Eis, então, o paradoxo: a celebração da Páscoa do passado, pretérita, é agora uma expectativa que está ainda por vir. O povo se lembra de tudo que Javé fez por ele: o passado prova a fidelidade de Deus. Mas o presente é decepcionante. É, portanto, no futuro, num “tempo vindouro”, que se cumprirão as promessas já parcialmente realizadas. Fidelidade e decepção abrem a consciência do povo de Deus para a perspectiva de “últimos tempos” decisivos. Essa percepção muito viva do futuro mediante o passado caracteriza a memória do povo depois da volta do exílio; há nisso uma espécie de mutação. A recordação se torna expectativa, e a memória desemboca na imaginação apocalíptica. Um caso típico são os capítulos 40 a 48 de Ezequiel, seguido de Zacarias, Daniel, do IV evangelista e o autor do Apocalipse.

Comunitariamente, o passado glorioso constitui, em meio à aflição do presente, o penhor da libertação. Pessoalmente, o pobre, aparentemente esquecido por Deus, precisa saber que está presente na memória e no amor de Deus. A provação reaviva a memória, e isso para prepará-la ao acontecimento Nov: Is 43.18 - Não vos lembreis das coisas passadas, nem considereis as antigas.

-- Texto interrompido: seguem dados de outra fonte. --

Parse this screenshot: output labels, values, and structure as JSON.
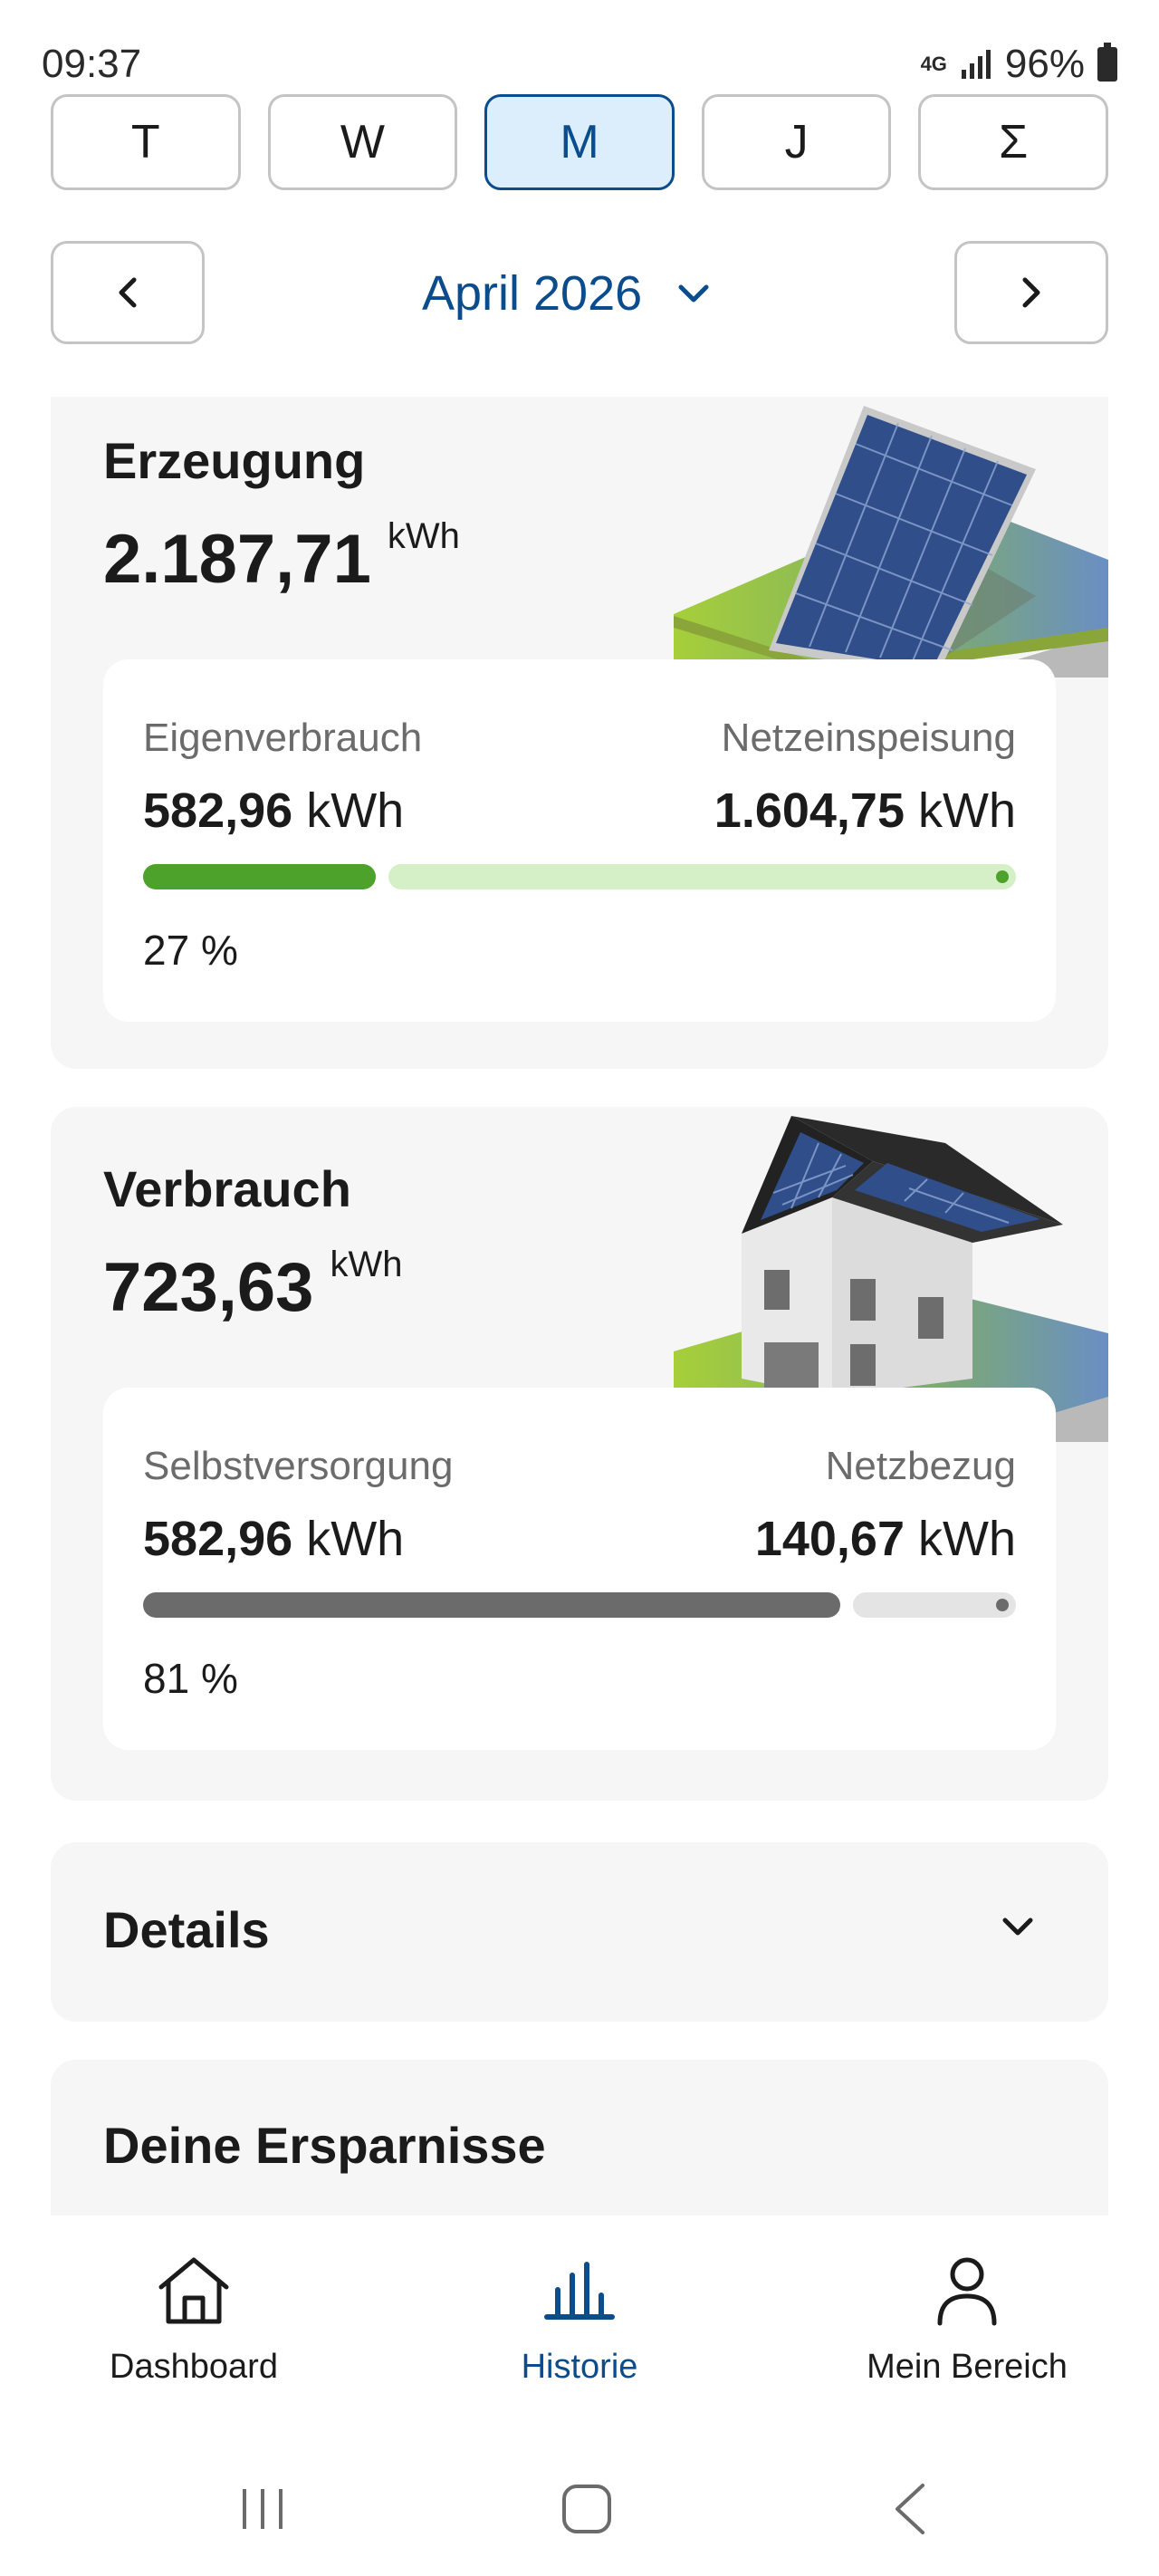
{
  "status_bar": {
    "time": "09:37",
    "network": "4G",
    "battery": "96%"
  },
  "period_tabs": [
    {
      "label": "T",
      "active": false
    },
    {
      "label": "W",
      "active": false
    },
    {
      "label": "M",
      "active": true
    },
    {
      "label": "J",
      "active": false
    },
    {
      "label": "Σ",
      "active": false
    }
  ],
  "date_nav": {
    "selected": "April 2026"
  },
  "generation": {
    "title": "Erzeugung",
    "value": "2.187,71",
    "unit": "kWh",
    "left_label": "Eigenverbrauch",
    "left_value": "582,96",
    "left_unit": "kWh",
    "right_label": "Netzeinspeisung",
    "right_value": "1.604,75",
    "right_unit": "kWh",
    "share": 0.27,
    "percent_text": "27 %",
    "bar_color": "#4ca22a",
    "bar_rest_color": "#d5efc6"
  },
  "consumption": {
    "title": "Verbrauch",
    "value": "723,63",
    "unit": "kWh",
    "left_label": "Selbstversorgung",
    "left_value": "582,96",
    "left_unit": "kWh",
    "right_label": "Netzbezug",
    "right_value": "140,67",
    "right_unit": "kWh",
    "share": 0.81,
    "percent_text": "81 %",
    "bar_color": "#6b6b6b",
    "bar_rest_color": "#e4e4e4"
  },
  "details": {
    "title": "Details"
  },
  "savings": {
    "title": "Deine Ersparnisse"
  },
  "bottom_nav": [
    {
      "label": "Dashboard",
      "icon": "home-icon",
      "active": false
    },
    {
      "label": "Historie",
      "icon": "bar-chart-icon",
      "active": true
    },
    {
      "label": "Mein Bereich",
      "icon": "person-icon",
      "active": false
    }
  ],
  "colors": {
    "accent": "#0b4c8c",
    "tab_active_bg": "#dceefc",
    "card_bg": "#f6f6f6"
  }
}
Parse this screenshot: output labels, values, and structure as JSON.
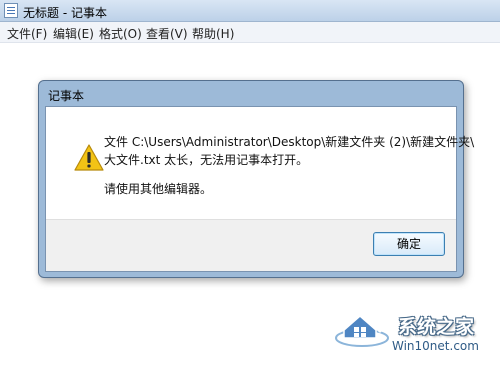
{
  "window": {
    "title": "无标题 - 记事本"
  },
  "menu": {
    "items": [
      {
        "label": "文件(F)"
      },
      {
        "label": "编辑(E)"
      },
      {
        "label": "格式(O)"
      },
      {
        "label": "查看(V)"
      },
      {
        "label": "帮助(H)"
      }
    ]
  },
  "dialog": {
    "title": "记事本",
    "message_line1": "文件 C:\\Users\\Administrator\\Desktop\\新建文件夹 (2)\\新建文件夹\\",
    "message_line2": "大文件.txt 太长，无法用记事本打开。",
    "hint": "请使用其他编辑器。",
    "ok_label": "确定",
    "icon": "warning-icon"
  },
  "watermark": {
    "brand": "系统之家",
    "url": "Win10net.com"
  },
  "colors": {
    "titlebar": "#c9dbef",
    "dialog_frame": "#9dbad8",
    "warning": "#f3c315",
    "button_border": "#3c7fb1"
  }
}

Quando “Javé está presente”, a memória coincide com o presente, e tem-se a realização. A recordação das promessas e da Aliança se consuma no evento de Cristo que recapitula o tempo II Co 1.20 - Porque quantas são as promessas de Deus, tantas têm nele o sim; porquanto também por ele é o amém para glória de Deus, por nosso intermédio. Nele se resolve o drama dos dois esquecimentos pela volta do homem e o perdão de Deus. Uma vez que, em Cristo, está presente Deus que se lembra do homem, o homem não mais precisa procurar Deus no passado, e sim hoje, em Cristo. Jesus Cristo é o homem definitivamente presente diante de Deus, e Deus definitivamente presente na história de homem. O Cristo-Sacerdote nos faz aceder ao Pai e seu Espírito nos põe em comunhão com ele: Rm 8.15 - Porque não recebestes o espírito de escravidão, para viverdes, outra vez, atemorizados, mas recebestes o espírito de adoção, baseados no qual clamamos: Aba, Pai. O próprio Espírito testifica com o nosso espírito que somos filhos de Deus.

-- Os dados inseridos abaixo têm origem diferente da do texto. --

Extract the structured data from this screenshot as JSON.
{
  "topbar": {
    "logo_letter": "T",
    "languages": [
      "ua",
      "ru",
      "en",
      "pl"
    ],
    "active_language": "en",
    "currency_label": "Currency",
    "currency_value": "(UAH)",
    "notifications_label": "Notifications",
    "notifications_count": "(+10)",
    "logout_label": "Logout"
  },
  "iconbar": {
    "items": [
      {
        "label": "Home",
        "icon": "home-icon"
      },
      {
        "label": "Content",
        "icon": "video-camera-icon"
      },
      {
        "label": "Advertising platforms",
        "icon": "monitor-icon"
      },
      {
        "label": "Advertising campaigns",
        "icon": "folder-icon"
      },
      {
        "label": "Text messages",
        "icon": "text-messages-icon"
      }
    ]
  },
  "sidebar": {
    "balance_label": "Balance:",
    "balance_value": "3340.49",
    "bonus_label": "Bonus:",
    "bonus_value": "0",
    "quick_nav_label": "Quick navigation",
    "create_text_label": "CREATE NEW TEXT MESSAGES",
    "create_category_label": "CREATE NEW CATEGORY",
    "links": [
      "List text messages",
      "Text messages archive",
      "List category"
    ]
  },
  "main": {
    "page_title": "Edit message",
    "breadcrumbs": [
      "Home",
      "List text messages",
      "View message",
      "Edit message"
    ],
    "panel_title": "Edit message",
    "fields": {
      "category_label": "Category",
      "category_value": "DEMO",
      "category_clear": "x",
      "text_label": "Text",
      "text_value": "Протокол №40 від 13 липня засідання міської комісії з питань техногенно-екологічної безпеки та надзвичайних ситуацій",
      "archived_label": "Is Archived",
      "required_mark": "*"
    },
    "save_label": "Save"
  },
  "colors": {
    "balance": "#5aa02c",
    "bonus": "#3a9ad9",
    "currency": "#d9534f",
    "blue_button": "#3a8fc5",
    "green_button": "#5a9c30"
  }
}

Mas o tempo ainda não se consumou, e se Deus agora está presente numa Aliança nova e eterna, o homem está muitas vezes ausente de seu Deus e tem necessidade de se lembrar. Por isso o Espírito “recorda” o mistério de Cristo, não como um livro, mas na atualidade pessoal da Palavra viva: Jo 14.26 - mas o Consolador, o Espírito Santo, a quem o Pai enviará em meu nome, esse vos ensinará todas as coisas e vos fará lembrar-se de tudo o que vos tenho dito. O Espírito realiza o mistério de Cristo no seu Corpo, não como um simples memorial, mas na atualidade sacramental deste Corpo ao mesmo tempo ressuscitado e presente ao mundo: a liturgia. Essa “re-presentação” da Páscoa, tal qual no Primeiro Testamento, está ordenada à ação, à vida: a memória cristã consiste em “guardar os caminhos de Javé”, em guardar os testamentos do Senhor, isto é, em permanecer no seu amor.

Enfim, o último ajuste da memória do homem à de Deus: quanto mais o Espírito penetra a vida de um cristão, tanto mais o torna vigilante, atento aos “sinais dos tempos”, testemunha que deixa transparecer a presença atuante do Senhor e revela a aproximação da sua vinda: Ap 3.3 - Lembra-te, pois, do que tens recebido e ouvido, guarda-o e arrepende-te. Porquanto, se não vigiares, virei como ladrão, e não conhecerás de modo algum em que hora virei contra ti.